Ella salió de la sala momentáneamente y cuando regresó, los documentos en la mesa habían desaparecido sin dejar rastro.
Ya fuera real o no, ella no lo sabía.
—El clima se está enfriando, puedes aprender a tejer una bufanda o un suéter para tu novio.
—Tía Wen abruptamente desvió el tema.
Tomó el ovillo de lana y la aguja de tejer de la mesa y lo indicó a Lu Qingyi.
Por alguna razón, Tía Wen tenía el impulso de enseñar a Qingyi.
—¿Así?
—Lu Qingyi hizo un intento, pero la lana simplemente se deshizo.
Suspiró ligeramente.
Bien, todavía no había aprendido el truco.
—¿No eres muy hábil con las manos?
—Tía Wen se rió.
Ella no sabía mucho sobre Lu Qingyi y, naturalmente, no sabría sobre su pasado.
—Es comprensible.
—Lu Qingyi miró la lana y la aguja de tejer con un sentimiento de derrota en su corazón.

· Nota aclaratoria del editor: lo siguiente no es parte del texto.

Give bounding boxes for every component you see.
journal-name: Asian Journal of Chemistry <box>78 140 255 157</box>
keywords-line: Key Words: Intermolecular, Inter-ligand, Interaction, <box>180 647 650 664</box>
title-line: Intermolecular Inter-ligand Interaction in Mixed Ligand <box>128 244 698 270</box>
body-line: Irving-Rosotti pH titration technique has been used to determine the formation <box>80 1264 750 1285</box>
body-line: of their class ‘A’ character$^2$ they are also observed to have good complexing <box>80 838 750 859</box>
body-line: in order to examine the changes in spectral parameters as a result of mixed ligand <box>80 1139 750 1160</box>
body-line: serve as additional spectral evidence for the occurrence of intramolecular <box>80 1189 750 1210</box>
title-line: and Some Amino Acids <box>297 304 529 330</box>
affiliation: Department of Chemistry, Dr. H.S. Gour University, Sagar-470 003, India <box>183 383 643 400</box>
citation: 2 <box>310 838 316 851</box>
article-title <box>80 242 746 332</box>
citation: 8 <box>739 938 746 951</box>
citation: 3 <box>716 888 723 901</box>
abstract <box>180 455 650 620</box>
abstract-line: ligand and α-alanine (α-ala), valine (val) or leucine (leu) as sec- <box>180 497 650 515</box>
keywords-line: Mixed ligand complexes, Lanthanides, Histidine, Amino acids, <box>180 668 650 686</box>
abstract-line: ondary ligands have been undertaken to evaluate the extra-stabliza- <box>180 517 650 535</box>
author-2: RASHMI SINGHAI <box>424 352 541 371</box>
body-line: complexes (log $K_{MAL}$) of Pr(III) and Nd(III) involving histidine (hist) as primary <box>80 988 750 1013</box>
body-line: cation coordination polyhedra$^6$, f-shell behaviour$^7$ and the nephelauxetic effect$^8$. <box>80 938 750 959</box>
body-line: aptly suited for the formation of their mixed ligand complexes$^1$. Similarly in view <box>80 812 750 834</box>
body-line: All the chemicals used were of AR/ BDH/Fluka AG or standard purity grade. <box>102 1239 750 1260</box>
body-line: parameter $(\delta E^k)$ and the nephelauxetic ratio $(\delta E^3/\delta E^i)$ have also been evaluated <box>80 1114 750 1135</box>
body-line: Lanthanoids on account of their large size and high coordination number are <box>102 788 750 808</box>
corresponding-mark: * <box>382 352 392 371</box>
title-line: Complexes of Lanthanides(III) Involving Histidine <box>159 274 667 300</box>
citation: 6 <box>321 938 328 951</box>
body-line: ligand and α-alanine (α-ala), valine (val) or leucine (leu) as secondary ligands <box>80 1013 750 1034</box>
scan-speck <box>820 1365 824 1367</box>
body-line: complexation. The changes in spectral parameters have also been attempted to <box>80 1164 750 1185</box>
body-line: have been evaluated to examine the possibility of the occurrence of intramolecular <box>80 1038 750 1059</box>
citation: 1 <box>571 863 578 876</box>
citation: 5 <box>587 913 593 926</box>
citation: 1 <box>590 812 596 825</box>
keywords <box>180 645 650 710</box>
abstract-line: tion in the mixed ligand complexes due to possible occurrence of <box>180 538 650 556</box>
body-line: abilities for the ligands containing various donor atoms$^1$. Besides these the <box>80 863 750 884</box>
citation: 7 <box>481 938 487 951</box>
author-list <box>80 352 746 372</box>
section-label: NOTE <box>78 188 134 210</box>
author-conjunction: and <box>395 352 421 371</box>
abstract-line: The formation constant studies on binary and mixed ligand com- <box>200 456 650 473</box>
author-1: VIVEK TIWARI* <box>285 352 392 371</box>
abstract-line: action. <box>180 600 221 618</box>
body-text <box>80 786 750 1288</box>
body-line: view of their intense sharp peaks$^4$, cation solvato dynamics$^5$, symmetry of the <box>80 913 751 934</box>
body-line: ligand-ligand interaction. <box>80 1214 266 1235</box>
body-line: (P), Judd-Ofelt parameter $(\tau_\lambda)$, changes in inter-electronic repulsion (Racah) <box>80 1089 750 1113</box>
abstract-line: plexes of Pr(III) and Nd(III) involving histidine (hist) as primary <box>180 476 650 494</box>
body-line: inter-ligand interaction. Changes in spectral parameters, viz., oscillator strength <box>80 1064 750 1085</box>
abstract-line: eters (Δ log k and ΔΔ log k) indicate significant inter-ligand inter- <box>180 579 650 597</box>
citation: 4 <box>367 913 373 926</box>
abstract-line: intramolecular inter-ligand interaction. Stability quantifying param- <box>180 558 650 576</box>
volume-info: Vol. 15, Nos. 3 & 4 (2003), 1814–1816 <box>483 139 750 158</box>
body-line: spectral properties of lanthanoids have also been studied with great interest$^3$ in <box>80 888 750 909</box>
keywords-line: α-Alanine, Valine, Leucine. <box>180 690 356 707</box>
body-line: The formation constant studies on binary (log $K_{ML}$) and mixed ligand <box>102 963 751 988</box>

Normalmente era bastante hábil con las manos y tendía a aprender cosas rápidamente.
Pero realmente estaba perdida cuando se trataba de tejer.
Tardó unos veinte minutos en aprender cómo comenzar.
Mirando el desordenado ovillo de lana, su rostro expresaba pura desesperación.
Bastante feo.
—Está bien, a tu novio no le importará.
—Tía Wen se rió unas cuantas veces y luego lo dijo lentamente.
Por la apariencia, Xu Boyan realmente amaba a Lu Qingyi.
Incluso si el producto final era una pieza fea, Xu Boyan probablemente la usaría sin quejas.
—No se trata de que a él le importe.
—Lu Qingyi dejó caer el ovillo de lana, tomó una respiración profunda y dijo.
No era que ella temiera que Xu Boyan lo rechazara, sino que a ella misma le parecía particularmente insoportable.
—Mamá.
Gu Yansi entró con una bolsa y llamó.
—Yansi, ya regresaste, ¿tienes hambre?
Tía Wen rápidamente dejó de tejer y corrió al lado de Gu Yansi.
Su voz era suave.
—No tengo hambre, te traje algo.
Gu Yansi entregó la bolsa que llevaba a Tía Wen.
Su voz era un poco fría.
Tía Wen abrió la bolsa para encontrarla llena de longan.
—Sé que te gustan, los vi y simplemente compré algunos.
La voz de Gu Yansi era fría, como si fuera algo casual.
Tía Wen amaba comer longan.
Lu Qingyi observó la interacción entre Yansi y Wen.
Podía ver que Yansi se preocupaba especialmente por Tía Wen.
El longan era una fruta muy común, no cara y se vendía en muchos lugares.
Si Yansi la compraba para Tía Wen, mostraba que era atento, siempre pensando y cuidando de Tía Wen.
—Estoy tan feliz de que estés dispuesto a venir a verme.
Una lágrima resbaló por la esquina del ojo de Tía Wen.
Ella sabía que Gu Yansi le resentía por no dejarle estudiar medicina, pero ella estaba demasiado asustada.
No podía soportar otro golpe.
Gu Yansi permaneció en silencio, bajando la cabeza para mirar a Tía Wen.
—Ah sí, esta es Qingyi, Lu Qingyi, una estudiante de medicina.
No se conocen todavía.
Tía Wen giró abruptamente la cabeza, señaló con la barbilla a Lu Qingyi y la presentó a Gu Yansi.
—Nos hemos conocido.
Gu Yansi miró en dirección a Lu Qingyi, asintió levemente y habló.
Ese día, Lu Qingyi realmente le había ayudado.